Periodic Reporting for period 2 - iCARE4CVD (INDIVIDUALISED CARE FROM EARLY RISK OF CARDIOVASCULAR DISEASE TO ESTABLISHED HEART FAILURE)
Période du rapport: 2024-10-01 au 2025-09-30
The project addresses three linked challenges: improving early diagnosis, advancing prediction models that identify individuals who benefit most from interventions and enabling personalised treatment strategies that maximise benefit and minimise harm. These aims are supported by advanced artificial intelligence integrated with a large federated and privacy preserving data infrastructure.
Objectives
1. Build large cohorts covering the full cardiovascular disease spectrum.
2. Create a federated and secure database for patient level data.
3. Identify and characterise known and novel biomarkers.
4. Engage patients and stakeholders, define PROMs and PREMs and understand preferences and adherence.
5. Improve diagnostic, prediction and therapeutic models using advanced artificial intelligence.
6. Prospectively validate new patient centred prediction models.
7. Establish cost effective and scalable patient oriented care pathways.
8. Support implementation through legal, regulatory and policy frameworks.
• The federated architecture is now operational for metadata exploration and secure multi cohort analysis. Fifteen metadata dictionaries covering more than one hundred fifty thousand individuals were mapped and validated, with additional cohorts undergoing harmonisation. The Cohort Explorer gained multi cohort comparison tools, ontology based knowledge graphs and improved query functions. Integration with the data clean room and the blockchain governance prototype also advanced.
• Biomarker research progressed with completion of an artificial intelligence supported pipeline for scalable evidence extraction. The first systematic review on interleukin six was completed, and digital biomarker reviews for heart failure and coronary artery disease were initiated with harmonised search methods.
• Patient participation increased through three national panels, early outputs and a presentation at a scientific congress. The PROMs and PREMs scoping review was submitted, and the INSPIRE eHealth preference survey recruited more than seven hundred individuals, informing motivational modelling and patient centred tool design.
• In Work Package 5, progress was made in risk prediction, precision medicine modelling and explainable artificial intelligence. Harmonised datasets were processed through an extended readiness pipeline. New survival and causal models were developed to estimate individual treatment effects and identify treatment modifiers, and models predicting hospitalisation and mortality were benchmarked across cohorts. Dashboards and explainable artificial intelligence tools are prepared for prospective validation.
• Trial preparation in Work Package 6 advanced with completion of the electronic case report form, the data flow architecture and the decision engine design. Although model delivery delays shifted timelines, all core documents and laboratory infrastructure are in place.
• Work Packages 7 and 8 progressed health economic frameworks, pathway mapping and regulatory readiness. Patient journeys were adopted for pathway design, resource use metrics were defined for cost effectiveness analysis and the regulatory roadmap aligned with federated analytics and emerging standards for artificial intelligence in medicine.

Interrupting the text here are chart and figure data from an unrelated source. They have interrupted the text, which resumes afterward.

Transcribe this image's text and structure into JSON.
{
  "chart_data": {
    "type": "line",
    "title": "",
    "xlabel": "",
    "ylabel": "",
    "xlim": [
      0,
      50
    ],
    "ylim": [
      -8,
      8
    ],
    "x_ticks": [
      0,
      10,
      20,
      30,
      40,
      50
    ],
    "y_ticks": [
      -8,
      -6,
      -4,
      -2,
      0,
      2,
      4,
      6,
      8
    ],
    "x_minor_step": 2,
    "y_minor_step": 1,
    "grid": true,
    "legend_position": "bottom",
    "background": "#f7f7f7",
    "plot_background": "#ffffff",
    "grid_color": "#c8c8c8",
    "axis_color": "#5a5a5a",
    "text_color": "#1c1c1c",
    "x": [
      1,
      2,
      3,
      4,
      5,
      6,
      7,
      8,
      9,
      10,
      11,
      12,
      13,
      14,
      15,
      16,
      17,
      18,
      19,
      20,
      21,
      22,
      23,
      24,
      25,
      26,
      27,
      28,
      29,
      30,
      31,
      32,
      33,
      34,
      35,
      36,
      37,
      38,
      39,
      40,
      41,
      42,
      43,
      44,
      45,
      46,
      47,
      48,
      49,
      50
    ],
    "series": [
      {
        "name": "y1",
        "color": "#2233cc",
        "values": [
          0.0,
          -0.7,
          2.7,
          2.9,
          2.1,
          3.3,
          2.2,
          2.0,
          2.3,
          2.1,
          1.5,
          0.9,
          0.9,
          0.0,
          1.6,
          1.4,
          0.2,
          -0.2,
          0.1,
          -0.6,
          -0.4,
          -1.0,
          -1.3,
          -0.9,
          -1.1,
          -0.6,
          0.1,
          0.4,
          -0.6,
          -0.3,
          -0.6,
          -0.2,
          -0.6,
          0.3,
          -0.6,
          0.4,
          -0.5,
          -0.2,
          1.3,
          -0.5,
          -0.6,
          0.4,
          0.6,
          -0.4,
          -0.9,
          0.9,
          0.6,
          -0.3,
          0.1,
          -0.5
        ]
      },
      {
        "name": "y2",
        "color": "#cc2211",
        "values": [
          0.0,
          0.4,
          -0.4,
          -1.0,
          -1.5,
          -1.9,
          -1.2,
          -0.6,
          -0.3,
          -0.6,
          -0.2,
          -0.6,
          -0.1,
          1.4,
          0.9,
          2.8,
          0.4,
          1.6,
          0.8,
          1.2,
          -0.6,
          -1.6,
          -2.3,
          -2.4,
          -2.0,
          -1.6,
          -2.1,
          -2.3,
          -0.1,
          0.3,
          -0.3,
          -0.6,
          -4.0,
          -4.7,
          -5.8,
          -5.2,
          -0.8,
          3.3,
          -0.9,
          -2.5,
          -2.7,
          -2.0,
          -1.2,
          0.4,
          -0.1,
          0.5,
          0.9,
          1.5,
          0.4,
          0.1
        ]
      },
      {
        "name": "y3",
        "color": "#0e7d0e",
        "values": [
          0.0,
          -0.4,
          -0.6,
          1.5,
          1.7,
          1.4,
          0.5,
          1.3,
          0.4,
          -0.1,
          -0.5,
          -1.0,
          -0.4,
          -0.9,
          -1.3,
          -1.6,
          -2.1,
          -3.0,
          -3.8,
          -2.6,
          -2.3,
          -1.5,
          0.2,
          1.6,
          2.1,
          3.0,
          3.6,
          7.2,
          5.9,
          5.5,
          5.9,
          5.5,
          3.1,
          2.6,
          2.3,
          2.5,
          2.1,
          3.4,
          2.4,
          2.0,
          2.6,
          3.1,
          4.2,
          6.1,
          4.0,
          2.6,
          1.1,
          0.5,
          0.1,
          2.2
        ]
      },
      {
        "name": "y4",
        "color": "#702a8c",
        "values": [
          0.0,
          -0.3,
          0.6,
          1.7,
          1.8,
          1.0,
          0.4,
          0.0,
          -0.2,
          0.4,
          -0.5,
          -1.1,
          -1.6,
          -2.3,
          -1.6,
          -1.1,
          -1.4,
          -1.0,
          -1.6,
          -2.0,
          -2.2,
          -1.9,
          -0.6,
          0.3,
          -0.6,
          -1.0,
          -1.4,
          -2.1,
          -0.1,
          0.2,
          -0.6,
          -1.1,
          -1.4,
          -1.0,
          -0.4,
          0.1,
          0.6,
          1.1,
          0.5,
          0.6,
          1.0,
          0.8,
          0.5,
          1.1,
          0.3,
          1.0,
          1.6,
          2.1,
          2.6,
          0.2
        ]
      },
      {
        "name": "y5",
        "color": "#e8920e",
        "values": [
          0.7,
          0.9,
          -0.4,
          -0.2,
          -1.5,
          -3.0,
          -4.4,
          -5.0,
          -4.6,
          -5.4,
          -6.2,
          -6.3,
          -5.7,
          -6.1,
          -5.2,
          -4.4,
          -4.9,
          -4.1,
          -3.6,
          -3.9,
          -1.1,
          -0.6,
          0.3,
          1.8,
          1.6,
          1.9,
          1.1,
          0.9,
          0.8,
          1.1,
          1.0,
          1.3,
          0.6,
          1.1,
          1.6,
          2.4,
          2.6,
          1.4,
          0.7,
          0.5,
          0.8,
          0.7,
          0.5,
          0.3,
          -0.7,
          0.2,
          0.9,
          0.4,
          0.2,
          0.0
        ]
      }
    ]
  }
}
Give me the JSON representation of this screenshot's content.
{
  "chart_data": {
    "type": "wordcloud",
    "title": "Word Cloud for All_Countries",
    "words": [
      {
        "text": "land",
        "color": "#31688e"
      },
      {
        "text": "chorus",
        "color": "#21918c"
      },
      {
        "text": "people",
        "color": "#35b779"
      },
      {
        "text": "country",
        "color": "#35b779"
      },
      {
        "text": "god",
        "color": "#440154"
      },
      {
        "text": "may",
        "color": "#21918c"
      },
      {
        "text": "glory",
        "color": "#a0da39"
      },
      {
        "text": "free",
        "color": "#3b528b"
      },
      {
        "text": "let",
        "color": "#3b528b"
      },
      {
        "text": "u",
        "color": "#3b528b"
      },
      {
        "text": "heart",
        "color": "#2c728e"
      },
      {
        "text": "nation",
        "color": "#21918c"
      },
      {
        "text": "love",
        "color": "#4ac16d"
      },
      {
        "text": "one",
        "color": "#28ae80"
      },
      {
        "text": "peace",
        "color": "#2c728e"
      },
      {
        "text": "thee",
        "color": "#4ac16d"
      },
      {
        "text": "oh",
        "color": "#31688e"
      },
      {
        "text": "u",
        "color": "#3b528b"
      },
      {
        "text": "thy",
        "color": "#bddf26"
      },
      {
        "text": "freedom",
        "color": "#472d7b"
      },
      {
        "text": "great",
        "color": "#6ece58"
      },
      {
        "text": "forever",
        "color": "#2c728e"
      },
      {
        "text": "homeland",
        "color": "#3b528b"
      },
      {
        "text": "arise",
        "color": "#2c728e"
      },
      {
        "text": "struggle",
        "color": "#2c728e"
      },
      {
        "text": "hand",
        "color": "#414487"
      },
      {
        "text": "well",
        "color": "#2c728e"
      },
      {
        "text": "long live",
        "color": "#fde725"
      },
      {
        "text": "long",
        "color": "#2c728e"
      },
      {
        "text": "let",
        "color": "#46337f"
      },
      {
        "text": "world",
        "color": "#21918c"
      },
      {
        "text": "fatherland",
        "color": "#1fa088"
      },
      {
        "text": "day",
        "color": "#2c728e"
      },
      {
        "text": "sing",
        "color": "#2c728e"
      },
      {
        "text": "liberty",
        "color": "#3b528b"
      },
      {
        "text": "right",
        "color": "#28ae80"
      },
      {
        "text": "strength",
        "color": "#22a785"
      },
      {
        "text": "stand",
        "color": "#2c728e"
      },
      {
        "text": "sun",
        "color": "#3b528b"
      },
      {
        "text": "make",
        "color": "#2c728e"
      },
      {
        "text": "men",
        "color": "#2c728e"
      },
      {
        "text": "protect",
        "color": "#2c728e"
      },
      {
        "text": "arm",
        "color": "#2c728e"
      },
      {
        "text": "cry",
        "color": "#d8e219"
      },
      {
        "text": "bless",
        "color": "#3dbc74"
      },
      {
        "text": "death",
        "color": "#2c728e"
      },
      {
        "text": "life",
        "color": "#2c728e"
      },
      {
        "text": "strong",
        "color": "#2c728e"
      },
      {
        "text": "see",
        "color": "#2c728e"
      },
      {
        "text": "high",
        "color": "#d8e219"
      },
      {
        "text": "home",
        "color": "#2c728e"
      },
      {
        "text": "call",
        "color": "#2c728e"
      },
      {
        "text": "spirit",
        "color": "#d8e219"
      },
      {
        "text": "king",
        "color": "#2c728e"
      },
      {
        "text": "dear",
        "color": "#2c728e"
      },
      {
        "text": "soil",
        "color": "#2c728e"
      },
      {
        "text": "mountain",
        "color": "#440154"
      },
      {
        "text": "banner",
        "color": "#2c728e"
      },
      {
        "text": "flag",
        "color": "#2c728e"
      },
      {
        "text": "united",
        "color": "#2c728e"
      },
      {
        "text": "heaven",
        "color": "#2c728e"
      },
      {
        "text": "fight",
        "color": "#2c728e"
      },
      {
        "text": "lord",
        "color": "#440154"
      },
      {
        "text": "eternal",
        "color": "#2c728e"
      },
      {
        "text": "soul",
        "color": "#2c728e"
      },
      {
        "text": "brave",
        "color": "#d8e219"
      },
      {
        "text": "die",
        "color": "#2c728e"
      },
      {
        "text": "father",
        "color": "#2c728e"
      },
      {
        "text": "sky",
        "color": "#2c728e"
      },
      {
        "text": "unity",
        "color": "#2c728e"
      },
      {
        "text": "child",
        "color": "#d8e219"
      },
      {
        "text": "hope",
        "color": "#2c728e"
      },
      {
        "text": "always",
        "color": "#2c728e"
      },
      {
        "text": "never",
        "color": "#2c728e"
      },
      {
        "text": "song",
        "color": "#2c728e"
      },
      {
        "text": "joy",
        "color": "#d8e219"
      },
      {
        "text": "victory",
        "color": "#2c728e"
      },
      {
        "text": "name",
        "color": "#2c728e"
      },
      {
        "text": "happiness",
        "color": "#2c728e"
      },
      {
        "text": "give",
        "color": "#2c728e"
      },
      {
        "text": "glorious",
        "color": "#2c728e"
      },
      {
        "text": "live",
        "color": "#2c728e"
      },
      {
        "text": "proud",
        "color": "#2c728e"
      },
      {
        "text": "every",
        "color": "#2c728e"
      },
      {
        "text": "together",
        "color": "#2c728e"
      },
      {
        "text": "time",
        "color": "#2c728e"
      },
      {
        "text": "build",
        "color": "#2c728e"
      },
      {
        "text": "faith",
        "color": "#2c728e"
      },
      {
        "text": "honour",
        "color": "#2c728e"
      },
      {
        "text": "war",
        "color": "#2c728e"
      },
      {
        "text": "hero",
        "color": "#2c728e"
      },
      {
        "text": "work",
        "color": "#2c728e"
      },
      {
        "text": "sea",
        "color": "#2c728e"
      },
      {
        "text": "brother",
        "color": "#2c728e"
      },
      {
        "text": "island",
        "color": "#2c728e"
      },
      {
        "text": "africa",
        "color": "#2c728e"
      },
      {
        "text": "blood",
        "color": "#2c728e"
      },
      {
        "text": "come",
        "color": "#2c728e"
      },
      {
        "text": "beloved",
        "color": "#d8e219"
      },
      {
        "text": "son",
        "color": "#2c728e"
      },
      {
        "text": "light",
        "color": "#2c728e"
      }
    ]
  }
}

A major innovation is the operationalisation of a pan European federated ecosystem that uses metadata ontologies, artificial intelligence supported mapping and secure multi party computation. This enables multi cohort patient level analytics while protecting privacy, which is rarely achieved at this scale. The knowledge graph approach and artificial intelligence assisted code mapping support rapid and high quality harmonisation across heterogeneous datasets.
In biomarker science, the project introduced a scalable evidence synthesis pipeline that generates structured and reproducible biomarker evidence. The interleukin six analysis demonstrates its quality and efficiency.
In machine learning, precision treatment modelling advanced through modern causal inference methods applied to heart failure. The integration of targeted maximum likelihood estimation, double machine learning, mediation analysis and survival modelling across harmonised real world cohorts represents a significant methodological step. These models provide patient specific treatment effect estimates and support the development of a clinically deployable decision engine.
Patient involvement through multi country panels, preference studies and motivational research introduced behavioural insights and patient reported outcomes early in model development.
The integration of artificial intelligence models into a federated platform that can support a regulatory ready clinical decision support system sets a new benchmark for translational cardiovascular medicine.